CHIESA VOLEVA DIRE DEMOCRAZIA                             

 

Quando parliamo di democrazia ci rapportiamo sempre all’esperienza fondatrice dei greci: nelle loro città i cittadini esercitavano il potere di decisione in forma diretta, secondo il principio di maggioranza. Per quanto la idealizziamo, la democrazia, specialmente in seguito alle teorizzazioni di Platone ed Aristotele, era in verità molto limitata. Le città-Stato erano piccole e solo un sesto della popolazione esercitava la democrazia, concretamente: i cittadini liberi. Le donne, gli schiavi, gli artigiani, gli stranieri, gli immigrati erano esclusi. Ma l’esperienza greca è diventata riferimento per tutta la riflessione politica successiva.

Tuttavia c’è un’altra esperienza di democrazia molto più radicale di quella greca che è stata vissuta dalle prime due generazioni di cristiani. Essa è paradigmatica per tutto il pensiero utopico posteriore, sebbene sia stata abbandonata dal cristianesimo vigente, che si è organizzato in modo opposto. Essa è rimasta come riferimento per il discorso politico attuale per il fatto di essere stata realizzata nell’ambito di un’esperienza religiosa, poco o niente considerata dal pensiero laico e laicista. Oggi vediamo la democrazia delle comunità cristiane, a dispetto della sua nicchia religiosa, come qualsiasi altro fenomeno sociale, che merita considerazione specialmente quando si ricerca una democrazia radicale, destinata a tutti i campi della convivenza umana, ai movimenti sociali ed anche all’economia, cioè una democrazia illimitata.

L’esperienza generatrice della democrazia radicale cristiana è stata la pratica di Gesù: assolutamente antidiscriminatoria, antigerarchica e di fraternità universale. San Paolo ha riassunto tutto dicendo: “Ora non c’è più giudeo né greco, né schiavo né libero, né uomo né donna, poiché tutti sono uno in Cristo Gesù “(Gal 3-28). Il risultato è stato che schiavi, liberi, portuali, commercianti, avvocati, soldati, indipendentemente dalla loro situazione sociale e di genere, costituivano comunità fraternali che vivevano in koinonia (comunione), parola che esprime il comunismo radicale del “mettere tutto in comune”, distribuendo i beni materiali “secondo le necessità di ognuno”. E come elogio si diceva “non c’erano poveri tra loro” (At 2 e 3). Questa democrazia era radicale perché le decisioni venivano prese con la partecipazione di tutta la comunità. La legge base era: “quello che concerne tutti, da tutti deve essere deciso”. Questo valeva anche per la nomina dei vescovi e dei presbiteri.

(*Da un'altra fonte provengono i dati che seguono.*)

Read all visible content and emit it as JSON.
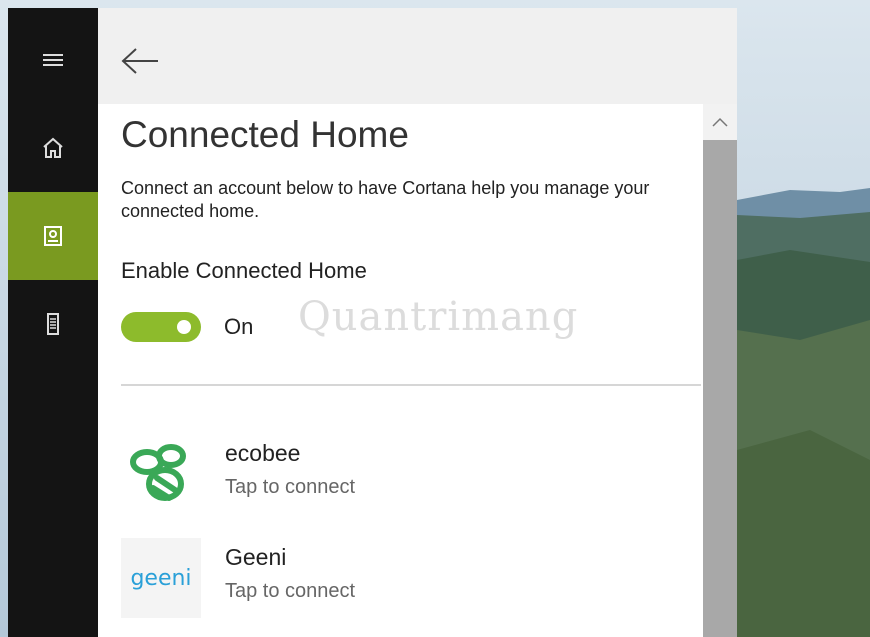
{
  "colors": {
    "accent": "#7a9a20",
    "toggle_on": "#8dbb2c",
    "ecobee_green": "#3aa857",
    "geeni_blue": "#2aa0d8",
    "sidebar_bg": "#141414"
  },
  "sidebar": {
    "items": [
      {
        "icon": "hamburger-menu-icon"
      },
      {
        "icon": "home-icon"
      },
      {
        "icon": "notebook-icon",
        "active": true
      },
      {
        "icon": "device-icon"
      }
    ]
  },
  "header": {
    "back_icon": "back-arrow-icon"
  },
  "main": {
    "title": "Connected Home",
    "description": "Connect an account below to have Cortana help you manage your connected home.",
    "enable_label": "Enable Connected Home",
    "toggle": {
      "on": true,
      "state_label": "On"
    },
    "watermark": "Quantrimang",
    "providers": [
      {
        "name": "ecobee",
        "subtitle": "Tap to connect",
        "logo_icon": "ecobee-bee-logo"
      },
      {
        "name": "Geeni",
        "subtitle": "Tap to connect",
        "logo_icon": "geeni-logo",
        "logo_text": "geeni"
      }
    ]
  },
  "scrollbar": {
    "up_icon": "chevron-up-icon"
  }
}
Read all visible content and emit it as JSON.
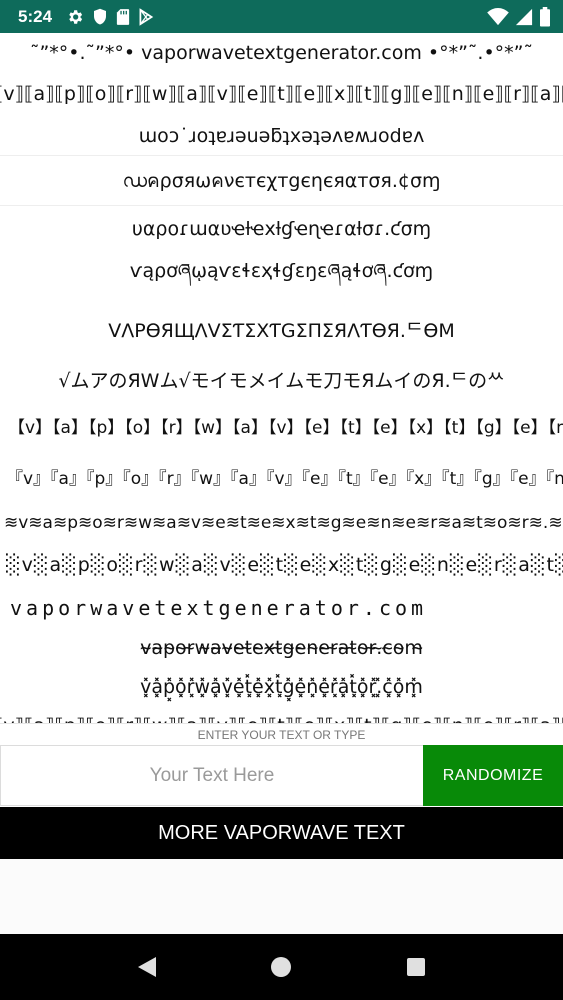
{
  "status_bar": {
    "time": "5:24",
    "left_icons": [
      "gear-icon",
      "shield-icon",
      "sd-card-icon",
      "play-store-icon"
    ],
    "right_icons": [
      "wifi-icon",
      "signal-icon",
      "battery-icon"
    ],
    "background": "#0e6b5b"
  },
  "text_list": [
    "˜”*°•.˜”*°• vaporwavetextgenerator.com •°*”˜.•°*”˜",
    "⟦v⟧⟦a⟧⟦p⟧⟦o⟧⟦r⟧⟦w⟧⟦a⟧⟦v⟧⟦e⟧⟦t⟧⟦e⟧⟦x⟧⟦t⟧⟦g⟧⟦e⟧⟦n⟧⟦e⟧⟦r⟧⟦a⟧⟦t⟧⟦o⟧⟦r⟧.⟦c⟧⟦o⟧⟦m⟧",
    "ɯoɔ˙ɹoʇɐɹǝuǝƃʇxǝʇǝʌɐʍɹodɐʌ",
    "ഡคρσяωคνєтєχтgєηєяαтσя.¢σɱ",
    "υαροɾɯαʋҽƚҽxƚɠҽɳҽɾαƚσɾ.ƈσɱ",
    "ѵąρơཞῳąѵɛɬɛҳɬɠɛŋɛཞąɬơཞ.ƈơɱ",
    "VΛPӨЯЩΛVΣƬΣXƬGΣПΣЯΛƬӨЯ.ᄃӨM",
    "√ムアのЯWム√モイモメイムモ刀モЯムイのЯ.ᄃのᄊ",
    "【v】【a】【p】【o】【r】【w】【a】【v】【e】【t】【e】【x】【t】【g】【e】【n】",
    "『v』『a』『p』『o』『r』『w』『a』『v』『e』『t』『e』『x』『t』『g』『e』『n』",
    "≋v≋a≋p≋o≋r≋w≋a≋v≋e≋t≋e≋x≋t≋g≋e≋n≋e≋r≋a≋t≋o≋r≋.≋c≋o≋m≋",
    "░v░a░p░o░r░w░a░v░e░t░e░x░t░g░e░n░e░r░a░t░o░r░.░c░o░m░",
    "vaporwavetextgenerator.com",
    "v̴a̴p̴o̴r̴w̴a̴v̴e̴t̴e̴x̴t̴g̴e̴n̴e̴r̴a̴t̴o̴r̴.̴c̴o̴m̴",
    "v͓̽a͓̽p͓̽o͓̽r͓̽w͓̽a͓̽v͓̽e͓̽t͓̽e͓̽x͓̽t͓̽g͓̽e͓̽n͓̽e͓̽r͓̽a͓̽t͓̽o͓̽r͓̽.͓̽c͓̽o͓̽m͓̽",
    "⟦v⟧⟦a⟧⟦p⟧⟦o⟧⟦r⟧⟦w⟧⟦a⟧⟦v⟧⟦e⟧⟦t⟧⟦e⟧⟦x⟧⟦t⟧⟦g⟧⟦e⟧⟦n⟧⟦e⟧⟦r⟧⟦a⟧⟦t⟧⟦o⟧⟦r⟧.⟦c⟧⟦o⟧⟦m⟧"
  ],
  "input": {
    "label": "ENTER YOUR TEXT OR TYPE",
    "placeholder": "Your Text Here",
    "value": ""
  },
  "randomize_button": {
    "label": "RANDOMIZE",
    "color": "#088a08"
  },
  "more_button": {
    "label": "MORE VAPORWAVE TEXT"
  },
  "nav_bar": {
    "icons": [
      "back-icon",
      "home-icon",
      "recents-icon"
    ]
  }
}
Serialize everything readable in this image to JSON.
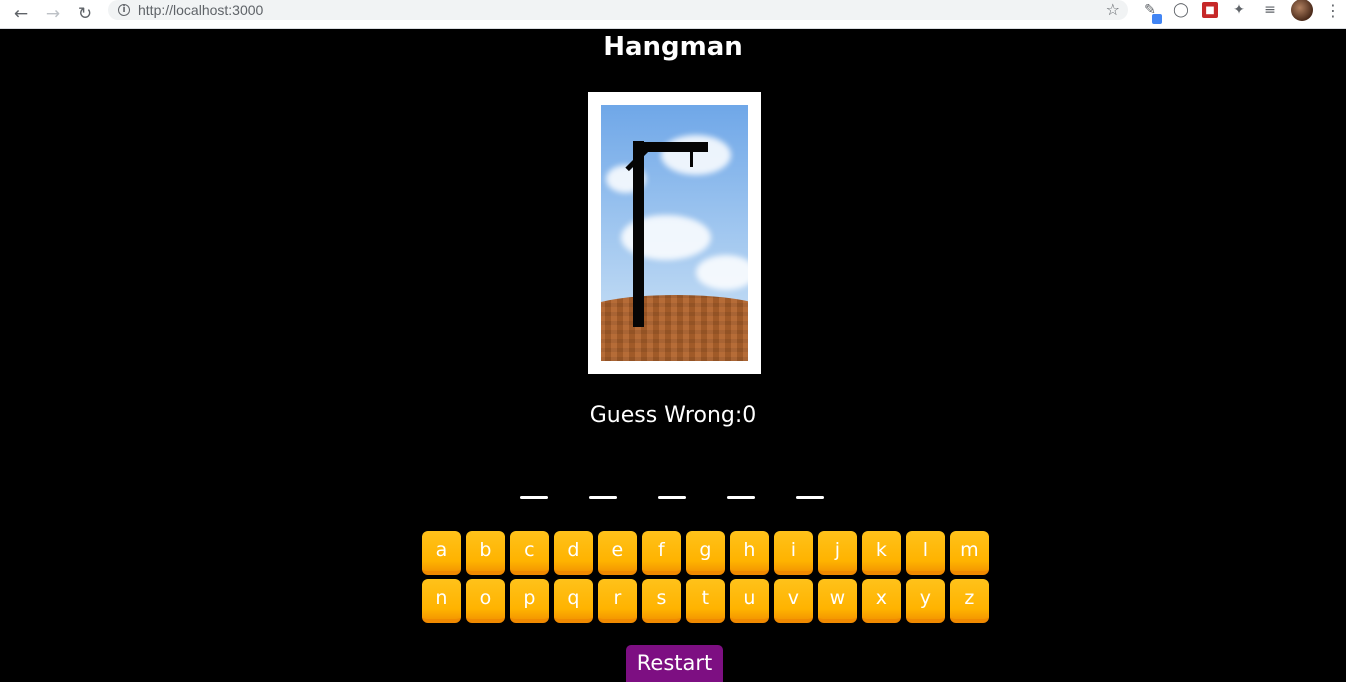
{
  "browser": {
    "url": "http://localhost:3000",
    "back_icon": "arrow-left-icon",
    "forward_icon": "arrow-right-icon",
    "reload_icon": "reload-icon",
    "info_icon": "info-icon",
    "bookmark_icon": "star-icon"
  },
  "game": {
    "title": "Hangman",
    "wrong_label": "Guess Wrong:0",
    "wrong_count": 0,
    "blank_count": 5,
    "keyboard_rows": [
      [
        "a",
        "b",
        "c",
        "d",
        "e",
        "f",
        "g",
        "h",
        "i",
        "j",
        "k",
        "l",
        "m"
      ],
      [
        "n",
        "o",
        "p",
        "q",
        "r",
        "s",
        "t",
        "u",
        "v",
        "w",
        "x",
        "y",
        "z"
      ]
    ],
    "restart_label": "Restart"
  },
  "colors": {
    "background": "#000000",
    "key": "#ffb300",
    "restart": "#7d0f82"
  }
}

Tale comunità era chiamata ekklesia in greco, ecclesia in latino e igriegia in portoghese. Il senso originale di ekklesia non era religioso , ma politico: assemblea popolare. Fu scelto questo nome profano per distinguere la democrazia dei cristiani dalle espressioni religiose dell’epoca.

Questa memoria è andata persa nella chiesa cattolica. Una volta hanno chiesto a Giovanni Paolo II  se la chiesa è una democrazia. Ha risposto: no, è una è una koinonia. Ora koinonia è sinonimo di democrazia radicale, cosa che sicuramente il papa non ha pensato. In effetti, così come si struttura, oggi essa non è koinonia. E’ una monarchia assoluta spirituale organizzata sotto l’influenza delle monarchie del passato. Come tale chiude le porte alla democrazia cristiana dei primordi. O l’accetta solo sotto la forma innocua della spiritualizzazione. E’ importante riscattare la memoria rivoluzionaria nascosta nella parola Chiesa. Chissà che non ci ispiri un’altra capacità di essere cristiano e di essere cittadini.